MAR DEL PLATA

150 AÑOS

 

La revolución de la matriarca

Por L.S.L (*)

Italia llegó al mundo un 30 de septiembre de 1929. Tal vez signada por ese crack que sacudió la economía mundial un mes después de que ella viera la luz por primera vez, tenía apenas una media sonrisa en su rostro, nunca completa.

Su nombre no es casual ni una mera referencia geográfica. Su padre pisó tierra argentina en los años en que el fascismo italiano comenzaba a forjar su carácter violento y autoritario, pero no llegó a ver la marcha sobre Roma. Para agosto de 1922, ya estaba arriba de un barco buscando nuevos horizontes.

No casualmente se instaló en Florencia, un pueblo del noreste de Santa Fe donde conoció a la mujer que le daría cinco hijos. No hubo casamiento ni fiesta pomposa de la que presumir. La suegra temía que legalmente unidos, su hija y yerno hicieran las valijas y se fueran del país.

Fue así que en el nombre de la primera hija mujer de aquella unión ilegítima quedó plasmado el amor por la tierra que ella jamás conocería y a la que él no volvería.

Gerónima Italia Lucero no se hacía llamar por su primer nombre, sino por el segundo, el que la unía a su padre y al desarraigo porque tampoco llevaba su apellido, sino el materno: para la ley, era solo una hija ilegítima, concebida fuera del matrimonio.

Casada con un marino, su primer destino fue Ushuaia y para finales del 56, embarazada de 8 meses, partió para ya no volver al frío austral. Se fue a Quilmes a tener a su primogénito Julio Antonio Sánchez.

Apenas dos años antes, la ley había logrado equiparar a todos los “hijos ilegítimos”, sin subdivisiones excluyentes, pero faltarían aun alrededor de dos décadas para diluir definitivamente la diferencia que hacía un papel firmado.

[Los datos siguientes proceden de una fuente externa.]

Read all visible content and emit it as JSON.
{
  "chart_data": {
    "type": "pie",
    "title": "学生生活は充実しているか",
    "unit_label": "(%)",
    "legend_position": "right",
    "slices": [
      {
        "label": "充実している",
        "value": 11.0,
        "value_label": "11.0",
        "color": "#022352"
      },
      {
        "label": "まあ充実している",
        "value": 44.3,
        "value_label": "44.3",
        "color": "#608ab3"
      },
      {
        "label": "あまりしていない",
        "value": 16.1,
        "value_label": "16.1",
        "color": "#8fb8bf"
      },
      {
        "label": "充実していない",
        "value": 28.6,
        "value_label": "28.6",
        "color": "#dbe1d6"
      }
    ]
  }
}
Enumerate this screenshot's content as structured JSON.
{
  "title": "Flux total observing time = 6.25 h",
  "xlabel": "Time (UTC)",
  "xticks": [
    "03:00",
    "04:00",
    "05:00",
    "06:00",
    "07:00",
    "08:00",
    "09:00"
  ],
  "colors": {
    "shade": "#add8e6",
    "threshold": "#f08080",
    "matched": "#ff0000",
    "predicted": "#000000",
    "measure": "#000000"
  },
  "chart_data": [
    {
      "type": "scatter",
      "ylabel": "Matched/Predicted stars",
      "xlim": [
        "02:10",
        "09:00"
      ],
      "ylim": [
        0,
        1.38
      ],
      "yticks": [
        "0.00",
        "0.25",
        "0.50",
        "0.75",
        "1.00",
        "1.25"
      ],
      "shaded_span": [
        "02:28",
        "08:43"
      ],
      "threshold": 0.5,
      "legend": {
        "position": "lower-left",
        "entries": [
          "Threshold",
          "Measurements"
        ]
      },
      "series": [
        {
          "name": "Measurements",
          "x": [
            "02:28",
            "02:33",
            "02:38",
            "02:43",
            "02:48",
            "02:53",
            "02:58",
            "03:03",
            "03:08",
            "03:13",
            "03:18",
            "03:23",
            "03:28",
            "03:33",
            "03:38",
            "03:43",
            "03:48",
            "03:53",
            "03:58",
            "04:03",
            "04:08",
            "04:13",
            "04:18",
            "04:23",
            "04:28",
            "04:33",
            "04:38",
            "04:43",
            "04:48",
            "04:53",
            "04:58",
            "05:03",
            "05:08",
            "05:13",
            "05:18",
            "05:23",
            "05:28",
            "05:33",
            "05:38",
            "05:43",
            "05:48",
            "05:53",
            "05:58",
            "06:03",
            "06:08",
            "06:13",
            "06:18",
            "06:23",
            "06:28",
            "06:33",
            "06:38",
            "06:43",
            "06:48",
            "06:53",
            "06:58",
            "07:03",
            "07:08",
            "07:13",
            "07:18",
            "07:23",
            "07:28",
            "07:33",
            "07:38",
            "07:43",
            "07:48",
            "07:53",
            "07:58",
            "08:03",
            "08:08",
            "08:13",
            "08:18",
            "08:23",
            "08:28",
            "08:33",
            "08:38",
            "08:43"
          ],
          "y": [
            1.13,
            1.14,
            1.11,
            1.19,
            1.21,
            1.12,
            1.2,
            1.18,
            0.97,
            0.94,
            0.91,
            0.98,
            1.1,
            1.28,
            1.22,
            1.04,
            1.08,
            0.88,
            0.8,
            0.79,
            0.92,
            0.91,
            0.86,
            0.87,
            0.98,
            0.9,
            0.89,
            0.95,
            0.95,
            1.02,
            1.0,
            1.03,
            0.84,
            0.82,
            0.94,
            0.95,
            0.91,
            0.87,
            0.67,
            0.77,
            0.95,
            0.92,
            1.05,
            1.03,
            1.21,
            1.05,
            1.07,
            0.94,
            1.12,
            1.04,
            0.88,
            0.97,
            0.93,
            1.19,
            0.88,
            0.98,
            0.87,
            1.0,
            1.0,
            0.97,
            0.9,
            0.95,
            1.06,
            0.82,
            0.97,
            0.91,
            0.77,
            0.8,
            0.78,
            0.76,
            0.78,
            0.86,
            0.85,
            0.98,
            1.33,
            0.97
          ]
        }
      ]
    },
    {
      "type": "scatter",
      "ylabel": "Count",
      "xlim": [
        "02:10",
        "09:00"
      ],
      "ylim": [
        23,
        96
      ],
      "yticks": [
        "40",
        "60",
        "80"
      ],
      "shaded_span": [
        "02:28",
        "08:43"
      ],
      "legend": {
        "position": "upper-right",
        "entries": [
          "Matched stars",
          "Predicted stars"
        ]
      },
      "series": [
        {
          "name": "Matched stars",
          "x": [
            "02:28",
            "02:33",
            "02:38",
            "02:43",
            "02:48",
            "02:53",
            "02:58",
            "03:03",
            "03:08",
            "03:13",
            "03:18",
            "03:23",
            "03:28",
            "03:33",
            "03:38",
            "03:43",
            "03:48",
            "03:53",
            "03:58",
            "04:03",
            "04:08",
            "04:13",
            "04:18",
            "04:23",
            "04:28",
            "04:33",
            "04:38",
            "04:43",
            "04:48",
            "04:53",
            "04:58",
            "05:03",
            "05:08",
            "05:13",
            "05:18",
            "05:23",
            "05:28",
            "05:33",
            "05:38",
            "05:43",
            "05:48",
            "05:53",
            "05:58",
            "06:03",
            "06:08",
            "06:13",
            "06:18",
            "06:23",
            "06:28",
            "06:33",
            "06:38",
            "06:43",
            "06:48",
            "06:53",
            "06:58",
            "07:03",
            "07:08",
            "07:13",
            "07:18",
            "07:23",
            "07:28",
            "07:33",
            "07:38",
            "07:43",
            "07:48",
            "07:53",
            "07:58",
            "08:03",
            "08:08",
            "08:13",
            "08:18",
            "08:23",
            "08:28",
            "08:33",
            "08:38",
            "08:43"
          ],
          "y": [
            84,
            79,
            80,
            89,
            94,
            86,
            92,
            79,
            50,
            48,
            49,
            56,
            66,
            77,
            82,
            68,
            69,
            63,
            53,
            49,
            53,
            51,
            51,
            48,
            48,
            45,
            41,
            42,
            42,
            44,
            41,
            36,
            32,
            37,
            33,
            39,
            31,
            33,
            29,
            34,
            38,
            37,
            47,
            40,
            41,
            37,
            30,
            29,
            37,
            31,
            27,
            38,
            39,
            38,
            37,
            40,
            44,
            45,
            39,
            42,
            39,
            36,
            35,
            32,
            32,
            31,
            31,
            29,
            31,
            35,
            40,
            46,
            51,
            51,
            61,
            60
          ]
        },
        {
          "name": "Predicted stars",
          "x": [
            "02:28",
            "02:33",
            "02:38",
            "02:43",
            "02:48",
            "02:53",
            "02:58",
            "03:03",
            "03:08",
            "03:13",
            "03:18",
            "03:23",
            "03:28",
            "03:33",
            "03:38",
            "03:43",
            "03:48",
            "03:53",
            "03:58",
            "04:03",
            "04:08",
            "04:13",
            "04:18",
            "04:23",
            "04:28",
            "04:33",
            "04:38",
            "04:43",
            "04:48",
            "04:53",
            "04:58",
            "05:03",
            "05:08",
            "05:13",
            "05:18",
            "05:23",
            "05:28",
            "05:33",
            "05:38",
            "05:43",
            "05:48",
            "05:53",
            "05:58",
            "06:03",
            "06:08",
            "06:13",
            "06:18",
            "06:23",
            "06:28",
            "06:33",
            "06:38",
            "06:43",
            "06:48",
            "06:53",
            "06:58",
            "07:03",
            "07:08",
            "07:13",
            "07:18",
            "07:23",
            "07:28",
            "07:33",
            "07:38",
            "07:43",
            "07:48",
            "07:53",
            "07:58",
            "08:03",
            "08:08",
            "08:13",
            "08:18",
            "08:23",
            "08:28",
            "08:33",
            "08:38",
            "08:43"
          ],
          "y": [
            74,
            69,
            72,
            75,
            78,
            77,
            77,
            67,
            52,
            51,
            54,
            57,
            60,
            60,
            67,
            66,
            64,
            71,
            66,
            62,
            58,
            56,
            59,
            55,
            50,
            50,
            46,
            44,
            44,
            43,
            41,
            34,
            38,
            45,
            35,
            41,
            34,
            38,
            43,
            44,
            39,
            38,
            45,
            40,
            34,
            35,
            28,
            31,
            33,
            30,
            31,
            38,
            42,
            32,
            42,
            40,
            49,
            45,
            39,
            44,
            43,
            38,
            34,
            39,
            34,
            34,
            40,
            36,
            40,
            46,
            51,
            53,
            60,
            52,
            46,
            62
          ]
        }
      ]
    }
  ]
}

Para cuando llegó el segundo, Roberto César, ya estaba instalada en Mar del Plata en un principio de casa que con los años fue ampliando hasta convertirse en su único hogar, donde primero cuidó a sus hijos y luego a cada uno de sus nietos.

Marcada por su vivencia, por la de su padre y la necesidad de garantizar una descendencia con identidad propia y apuntarse así en la historia familiar compartida, Italia inició una revolución. Insignificante, quizá invisible e indetectable para cualquiera.

Si para Italia portar el apellido materno había sido una forma de exclusión, no lo sería para sus hijos. Al fin y al cabo era la única que cumplía con las responsabilidades de crianza, a partir de un  marido ausente que viajaba por el mundo, volvía a casa apenas unas semanas por año, con algún souvenir bajo el brazo, y en el mientras tanto llenaba el vacío con postales.

El nacimiento de un primo con el mismo nombre y horas de diferencia con su segundo hijo fue la gota que rebalsó el vaso. Entonces Italia empezó un trámite para que sus hijos no sean solo Sánchez. Pero no se conformaba con un doble apellido, sino que lo que quería era que sus hijos llevaran un apellido compuesto. El Lucero ya no sería una opción, sino que pasaría a formar parte indisoluble del Sánchez.

Trámite tras trámite, con infinita paciencia y tres años de espera, los documentos llegaron. Desde aquel momento, sus hijos ya no fueron Sánchez, sino Sánchez Lucero. Y su pequeña revolución no terminó allí, porque bien pensado lo tuvo: todos sus nietos, la descendencia de sus dos hijos varones, la llevan también al final de su nombre y cuando alguien osa llamarlos solo por el Sánchez, la réplica es automática: “Sánchez Lucero”. No vaya a ser cosa, que Italia los escuche y emerja transformada desde el final de aquella escollera de La Perla donde se esparcieron sus cenizas, para bramarle su historia al mundo.

(*) Relato enviado por Lucía Sánchez Lucero para participar del concurso Valijas con Historia II, organizado por la Dirección General para la Promoción y Protección de los Derechos Humanos de General Pueryredon.